HOME  ⁄  Nasional

Menhub Perintahkan Pemeriksaan Pelabuhan hingga Bandara Usai Gempa NTT

Oleh Ahmad Yusuf
SHARE   :

Menhub Perintahkan Pemeriksaan Pelabuhan hingga Bandara Usai Gempa NTT
Foto: (Sumber :Petugas melihat kondisi bangunan Pelabuhan Laurentius Say Maumere yang rusak akibat gempa bumi magnitudo 7,7 di Kabupaten Sikka, Nusa Tenggara Timur (NTT), Sabtu (15/8/2026). ANTARA FOTO/Gregorio J Gilbert/sth/nz..)

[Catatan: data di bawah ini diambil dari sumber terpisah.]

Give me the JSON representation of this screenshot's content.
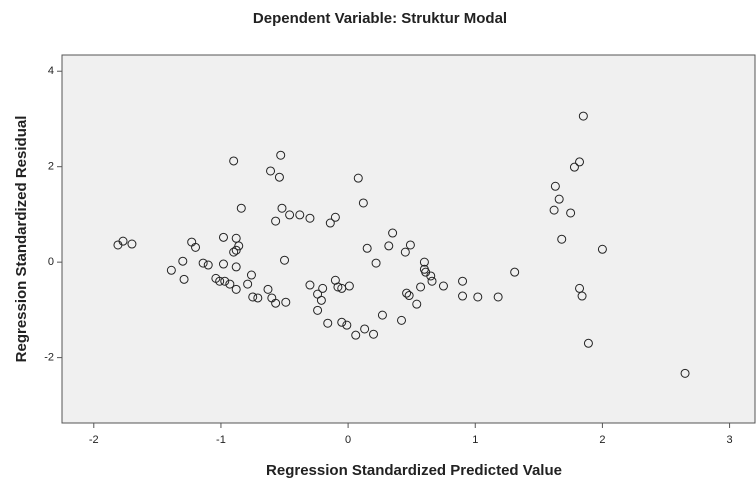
{
  "chart_data": {
    "type": "scatter",
    "title": "Dependent Variable: Struktur Modal",
    "x_label": "Regression Standardized Predicted Value",
    "y_label": "Regression Standardized Residual",
    "xlim": [
      -2.25,
      3.2
    ],
    "ylim": [
      -3.37,
      4.34
    ],
    "xticks": [
      -2,
      -1,
      0,
      1,
      2,
      3
    ],
    "yticks": [
      -2,
      0,
      2,
      4
    ],
    "color": "#222222",
    "background": "#f0f0f0",
    "x": [
      -1.81,
      -1.77,
      -1.7,
      -1.39,
      -1.3,
      -1.29,
      -1.23,
      -1.2,
      -1.14,
      -1.1,
      -1.04,
      -1.01,
      -0.97,
      -0.93,
      -0.88,
      -0.98,
      -0.88,
      -0.86,
      -0.88,
      -0.9,
      -0.9,
      -0.84,
      -0.88,
      -0.98,
      -0.76,
      -0.79,
      -0.75,
      -0.71,
      -0.63,
      -0.6,
      -0.57,
      -0.49,
      -0.61,
      -0.53,
      -0.54,
      -0.52,
      -0.57,
      -0.46,
      -0.5,
      -0.38,
      -0.3,
      -0.3,
      -0.24,
      -0.21,
      -0.2,
      -0.24,
      -0.16,
      -0.14,
      -0.1,
      -0.1,
      -0.08,
      -0.05,
      0.01,
      -0.05,
      -0.01,
      0.08,
      0.12,
      0.15,
      0.22,
      0.06,
      0.13,
      0.2,
      0.27,
      0.32,
      0.35,
      0.45,
      0.49,
      0.42,
      0.46,
      0.48,
      0.54,
      0.6,
      0.6,
      0.61,
      0.65,
      0.66,
      0.57,
      0.75,
      0.9,
      0.9,
      1.02,
      1.18,
      1.31,
      1.62,
      1.63,
      1.66,
      1.68,
      1.75,
      1.78,
      1.82,
      1.85,
      1.82,
      1.84,
      1.89,
      2.0,
      2.65
    ],
    "values": [
      0.36,
      0.44,
      0.38,
      -0.17,
      0.02,
      -0.36,
      0.42,
      0.31,
      -0.02,
      -0.06,
      -0.34,
      -0.4,
      -0.4,
      -0.46,
      -0.57,
      0.52,
      0.5,
      0.34,
      0.25,
      0.21,
      2.12,
      1.13,
      -0.1,
      -0.04,
      -0.27,
      -0.46,
      -0.73,
      -0.75,
      -0.57,
      -0.75,
      -0.86,
      -0.84,
      1.91,
      2.24,
      1.78,
      1.13,
      0.86,
      0.99,
      0.04,
      0.99,
      0.92,
      -0.48,
      -0.67,
      -0.8,
      -0.55,
      -1.01,
      -1.28,
      0.82,
      0.94,
      -0.38,
      -0.52,
      -0.55,
      -0.5,
      -1.26,
      -1.32,
      1.76,
      1.24,
      0.29,
      -0.02,
      -1.53,
      -1.4,
      -1.51,
      -1.11,
      0.34,
      0.61,
      0.21,
      0.36,
      -1.22,
      -0.65,
      -0.7,
      -0.88,
      0.0,
      -0.15,
      -0.21,
      -0.29,
      -0.4,
      -0.52,
      -0.5,
      -0.4,
      -0.71,
      -0.73,
      -0.73,
      -0.21,
      1.09,
      1.59,
      1.32,
      0.48,
      1.03,
      1.99,
      2.1,
      3.06,
      -0.55,
      -0.71,
      -1.7,
      0.27,
      -2.33
    ]
  }
}
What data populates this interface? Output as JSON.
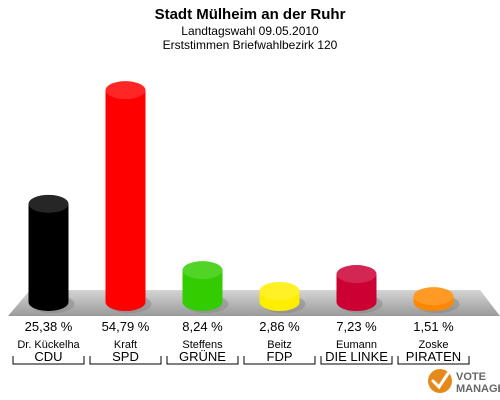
{
  "chart_data": {
    "type": "bar",
    "title": "Stadt Mülheim an der Ruhr",
    "subtitle": "Landtagswahl 09.05.2010",
    "subtitle2": "Erststimmen Briefwahlbezirk 120",
    "categories": [
      "CDU",
      "SPD",
      "GRÜNE",
      "FDP",
      "DIE LINKE",
      "PIRATEN"
    ],
    "candidates": [
      "Dr. Kückelha",
      "Kraft",
      "Steffens",
      "Beitz",
      "Eumann",
      "Zoske"
    ],
    "values": [
      25.38,
      54.79,
      8.24,
      2.86,
      7.23,
      1.51
    ],
    "value_labels": [
      "25,38 %",
      "54,79 %",
      "8,24 %",
      "2,86 %",
      "7,23 %",
      "1,51 %"
    ],
    "colors": [
      "#000000",
      "#ff0000",
      "#33cc00",
      "#ffee00",
      "#cc0033",
      "#ff8800"
    ],
    "ylim": [
      0,
      60
    ],
    "grid": false,
    "legend": "none"
  },
  "logo": {
    "line1": "VOTE",
    "line2": "MANAGER"
  }
}
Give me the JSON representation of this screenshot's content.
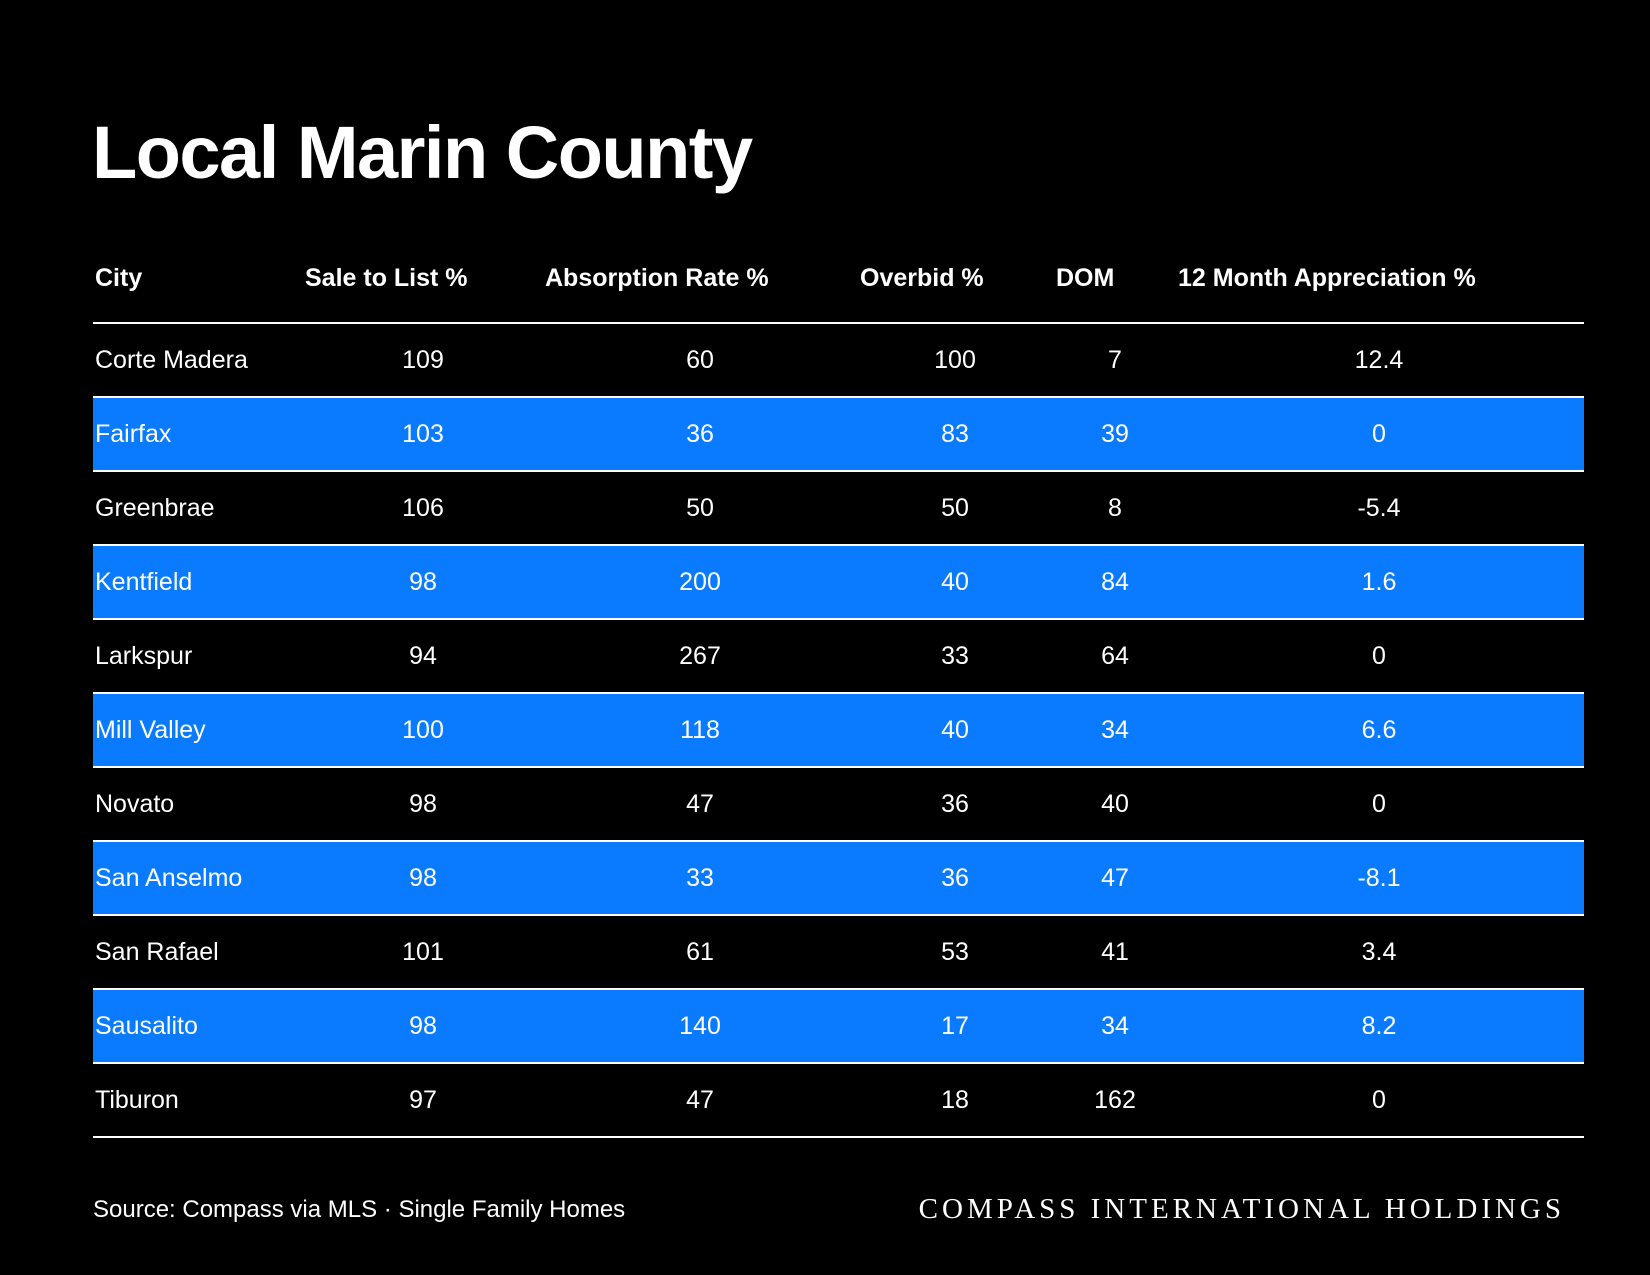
{
  "title": "Local Marin County",
  "table": {
    "headers": [
      "City",
      "Sale to List %",
      "Absorption Rate %",
      "Overbid %",
      "DOM",
      "12 Month Appreciation %"
    ],
    "rows": [
      [
        "Corte Madera",
        "109",
        "60",
        "100",
        "7",
        "12.4"
      ],
      [
        "Fairfax",
        "103",
        "36",
        "83",
        "39",
        "0"
      ],
      [
        "Greenbrae",
        "106",
        "50",
        "50",
        "8",
        "-5.4"
      ],
      [
        "Kentfield",
        "98",
        "200",
        "40",
        "84",
        "1.6"
      ],
      [
        "Larkspur",
        "94",
        "267",
        "33",
        "64",
        "0"
      ],
      [
        "Mill Valley",
        "100",
        "118",
        "40",
        "34",
        "6.6"
      ],
      [
        "Novato",
        "98",
        "47",
        "36",
        "40",
        "0"
      ],
      [
        "San Anselmo",
        "98",
        "33",
        "36",
        "47",
        "-8.1"
      ],
      [
        "San Rafael",
        "101",
        "61",
        "53",
        "41",
        "3.4"
      ],
      [
        "Sausalito",
        "98",
        "140",
        "17",
        "34",
        "8.2"
      ],
      [
        "Tiburon",
        "97",
        "47",
        "18",
        "162",
        "0"
      ]
    ]
  },
  "footer": {
    "source": "Source: Compass via MLS · Single Family Homes",
    "brand": "COMPASS INTERNATIONAL HOLDINGS"
  },
  "colors": {
    "background": "#000000",
    "text": "#ffffff",
    "row_highlight": "#0a7bff",
    "rule": "#ffffff"
  }
}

Pantau - Menteri Perhubungan Dudy Purwagandhi memprioritaskan keselamatan dan kelancaran transportasi setelah gempa mengguncang Nusa Tenggara Timur (NTT), Sabtu, 15 Agustus 2026, dengan memerintahkan pemeriksaan menyeluruh terhadap pelabuhan, terminal, dan bandara terdampak.

"Kami telah menginstruksikan seluruh unit kerja terkait untuk melakukan pemeriksaan secara menyeluruh terhadap fasilitas-fasilitas transportasi terdampak, baik pelabuhan, terminal hingga bandara," kata Dudy.

Pemeriksaan dilakukan untuk memastikan seluruh sarana dan prasarana transportasi berada dalam kondisi aman setelah gempa.

Dudy juga menyampaikan duka cita dan keprihatinan atas gempa yang terjadi di NTT pada Sabtu pagi.

“Kami turut berduka cita dan prihatin atas peristiwa gempa bumi yang terjadi di wilayah NTT. Keselamatan penumpang dan seluruh petugas harus tetap jadi prioritas utama,” ujar Menhub.

Sejumlah Pelabuhan dan Bandara Terdampak Gempa

Gempa berdampak terhadap sejumlah fasilitas transportasi, antara lain Pelabuhan Laurentius Say, Pelabuhan Reo, Pelabuhan Nangakeo, dan Bandar Udara Komodo.

Bagian dermaga dan bangunan ruang tunggu Pelabuhan Laurentius Say mengalami kerusakan, sementara KM Bukit Siguntang sedang bersandar di dermaga ketika gempa terjadi.

Pelabuhan Reo mengalami kerusakan pada bagian kantor dan terminal, tetapi tidak dilaporkan adanya korban jiwa.

Kerusakan ringan juga terjadi di Pelabuhan Nangakeo berupa plafon runtuh dan tembok retak sehingga layanan perintis dihentikan sementara.

Bandar Udara Komodo mengalami kerusakan pada Gedung PKP-PK, Terminal Sisi Darat, Gedung Administrasi, serta kerusakan minor pada fasilitas sisi udara di fillet Taxiway A.

Tidak ditemukan korban jiwa di Bandar Udara Komodo dan operasional bandara tetap berjalan dengan pembatasan.

Kemenhub Minta Petugas Tetap Waspada

Dudy menginstruksikan Unit Pelaksana Teknis Kemenhub di NTT dan sekitarnya terus berkoordinasi dengan BMKG, Basarnas, TNI/Polri, pemerintah daerah, serta operator transportasi.

Petugas diminta fokus terhadap proses penyelamatan penumpang sekaligus meningkatkan kewaspadaan terhadap perkembangan situasi pascagempa.

“Meskipun peringatan dini tsunami telah dicabut, saya minta seluruh pihak untuk tetap mengutamakan aspek keselamatan dalam bermobilitas, khususnya di wilayah terdampak," katanya.

Masyarakat juga diminta tetap tenang, mengikuti informasi resmi dari BMKG dan mematuhi arahan petugas di lapangan serta tidak mudah terpengaruh informasi yang belum terverifikasi.

“Kementerian Perhubungan berkomitmen untuk terus memberikan informasi terkini kepada masyarakat serta mengambil langkah-langkah yang diperlukan guna menjamin keselamatan, keamanan, dan kelancaran transportasi di wilayah NTT dan sekitarnya. Saya berharap aktivitas masyarakat dapat kembali normal seperti sedia kala,” kata Menhub.